Should everyone be taking statins?

Statins, also known as HMG-CoA reductase inhibitors, (which abbreviates a big chemical name) work by blocking this enzyme that is part of the body’s way of producing cholesterol. But they may do other good things.

Lovastatin (Merck’s Mevacor) was the first statin discovered as a naturally occurring compound found in oyster mushrooms and then extracted in the 1970’s. Oyster mushrooms grow on dying trees all over the world and are a delicacy in East Asian cuisine. But I digress.

Statins are already among the most widely prescribed drugs. Around 12% of US Americans are already taking them. They are cheap and safe and definitely save the lives of people who have already had a heart attack – secondary prevention – and people who have high levels of low density lipoprotein (LDL) cholesterol – primary prevention. There is evidence that statins might prevent or treat lots of other things and maybe everybody’s LDL levels should be lower. Maybe having LDL cholesterol levels that are too low is like being too rich.

To study the first question, whether everybody should be taking statins to prevent non-cardiovascular diseases, egg heads from University of Edinburgh reviewed the evidence in a report in Annals of Internal Medicine.(1) They did a meta-analysis of meta-analyses that included 278 unique non-CVD outcomes studies. In the case of many types of cancer, chronic obstructive pulmonary disease (COPD), dementia, pancreatitis, and others—they found no convincing evidence that statins improved final outcomes in these conditions.

They did however find pretty significant but not conclusive evidence that statins decreased cancer mortality in patients who were already taking them prior to cancer diagnosis. “Clinical guidelines currently do not indicate the use of statins to improve cancer prognosis; however, our results are encouraging enough to merit further investigation,” the authors wrote. Statins were linked to fewer exacerbations of COPD. Exacerbations means winding up in the doctor’s office because of worsening symptoms. This isn’t a surprise because some evidence shows that statins have potential antiviral and anti-inflammatory effects, and respiratory viral infections are a major cause of COPD exacerbation. Also randomized clinical trials showed statins were associated with decreased all-cause mortality in patients with chronic kidney disease (CKD), which supports prescribing statins for these patients to reduce their long-term death risk. Finally, there was “suggestive” evidence of statin use and lower risks for Alzheimer’s disease, dementia, kidney injury, and infection.

It might be for all of these things that these ancillary benefits of statins were not primary. Instead they were just because they prevented cardiovascular disease (CVD) and that secondarily helped some cancer, COPD or kidney disease. For example the trial data also showed that cardiovascular-related deaths accounted for more than 40% of all deaths in patients with CKD and heart disease makes COPD worse of course.

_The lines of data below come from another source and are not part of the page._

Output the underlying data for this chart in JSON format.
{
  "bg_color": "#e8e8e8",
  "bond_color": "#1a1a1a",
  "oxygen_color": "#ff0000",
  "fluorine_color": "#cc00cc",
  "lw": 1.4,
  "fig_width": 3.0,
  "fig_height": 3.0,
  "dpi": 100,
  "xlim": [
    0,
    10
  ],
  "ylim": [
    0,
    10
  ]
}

As far as the potential harms from statins, such as induced diabetes and muscle disease, “the evidence had a relatively low level of credibility,” they wrote, so that doesn’t justify withholding statins out of concern for these potential harms.

However this review still doesn’t support making any changes to the current clinical recommendations for using statins for non-CVD conditions, the researchers concluded.

That doesn’t answer the second question. Should we all be taking statins to prevent CVD? How low can your LDL cholesterol go? Lots of people have heart attacks without LDL cholesterol levels in the range that current recommendations call for starting a statin. Why did God make LDL cholesterol? Would it kill you if your LDL cholesterol was zero?

I’m not taking a statin yet. Maybe next Thursday, though. We’ll see.

1. He Y et al. Statins and Multiple Noncardiovascular Outcomes: Umbrella Review of Meta-analyses of Observational Studies and Randomized Controlled Trials. Published: Ann Intern Med. 2018;169(8):543-553. DOI: 10.7326/M18-0808. Published at on 9 October 2018

2. John Murphy, MDLinx | November 16, 2018.